Auch Jacky Métayer aus Frankreich kann nicht verstehen, warum die Ärzte in seinem Land sich nicht für die kubanische Therapie interessieren. „Ich wäre heute blind, wenn ich nicht operiert worden wäre. Ich brauche keinen Blindenstock mehr und mein Gesichtsfeld hat sich etwas erweitert. Wenn man mich zehn Jahre früher operiert hätte, könnte ich heute noch arbeiten“ sagte er.
Der damals dreißigjährigen Anne Lortie aus Kanada sagten die Ärzte, dass sie innerhalb von zwei oder drei Monaten blind sein
würde. So wurde sie zu einer der ersten kanadischen Patienten, die sich dieser Therapie in Kuba unterzog. „Das war die beste Entscheidung, die ich in meinem Leben getroffen habe“ sagte die 45-jährige Frau heute. Nach all dieser Zeit hat sie noch 22 % ihrer Sehkraft, brauchte ihr Leben nicht zu ändern und arbeitet immer noch im selben Beruf. Auch sie bedauert, dass die Ärzte in Kanada dieser kubanischen Therapie gegenüber nicht aufgeschlossener sind und dass sie ihre Patienten nicht darüber informieren.

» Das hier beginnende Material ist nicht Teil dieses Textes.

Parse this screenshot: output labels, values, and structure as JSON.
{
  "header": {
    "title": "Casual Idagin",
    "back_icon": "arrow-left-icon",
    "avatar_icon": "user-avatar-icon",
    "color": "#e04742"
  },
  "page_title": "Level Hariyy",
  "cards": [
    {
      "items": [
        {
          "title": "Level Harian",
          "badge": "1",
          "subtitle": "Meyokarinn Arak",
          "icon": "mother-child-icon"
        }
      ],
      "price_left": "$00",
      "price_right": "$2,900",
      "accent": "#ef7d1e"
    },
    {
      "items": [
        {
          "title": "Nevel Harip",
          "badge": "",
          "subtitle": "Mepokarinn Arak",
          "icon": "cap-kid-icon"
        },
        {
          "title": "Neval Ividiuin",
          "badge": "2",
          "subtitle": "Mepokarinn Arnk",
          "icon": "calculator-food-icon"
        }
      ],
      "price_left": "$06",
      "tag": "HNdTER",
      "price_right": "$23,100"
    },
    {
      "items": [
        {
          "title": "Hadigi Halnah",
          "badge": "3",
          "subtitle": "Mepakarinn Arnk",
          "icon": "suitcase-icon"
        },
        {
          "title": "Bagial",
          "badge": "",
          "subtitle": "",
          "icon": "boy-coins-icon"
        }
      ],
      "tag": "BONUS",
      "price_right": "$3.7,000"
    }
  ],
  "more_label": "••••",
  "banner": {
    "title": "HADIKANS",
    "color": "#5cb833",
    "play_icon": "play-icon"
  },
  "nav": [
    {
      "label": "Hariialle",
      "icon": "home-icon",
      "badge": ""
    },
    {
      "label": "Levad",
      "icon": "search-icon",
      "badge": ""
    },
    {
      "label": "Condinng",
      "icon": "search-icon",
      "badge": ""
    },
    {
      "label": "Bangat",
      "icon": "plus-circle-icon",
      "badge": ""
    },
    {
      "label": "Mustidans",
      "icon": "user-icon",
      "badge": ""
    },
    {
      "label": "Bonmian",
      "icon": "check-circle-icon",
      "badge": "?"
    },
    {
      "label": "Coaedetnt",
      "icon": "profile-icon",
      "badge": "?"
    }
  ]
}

Deniz Celiktas aus Dortmund, der kurz vor dem Ende seiner Ausbildung zum Chemikanten steht, hat die erfolgreich verlaufene Operation bereits hinter sich gebracht. Er und seine Mutter Selma sind froh, den Schritt nach Kuba gewagt zu haben. Sie hatten über einen Bekannten, der selbst in Havanna behandelt worden war, von der Therapie erfahren. Jetzt sind sie zuversichtlich, dass der berufliche Werdegang des jungen Mannes trotz RP wie geplant verlaufen kann.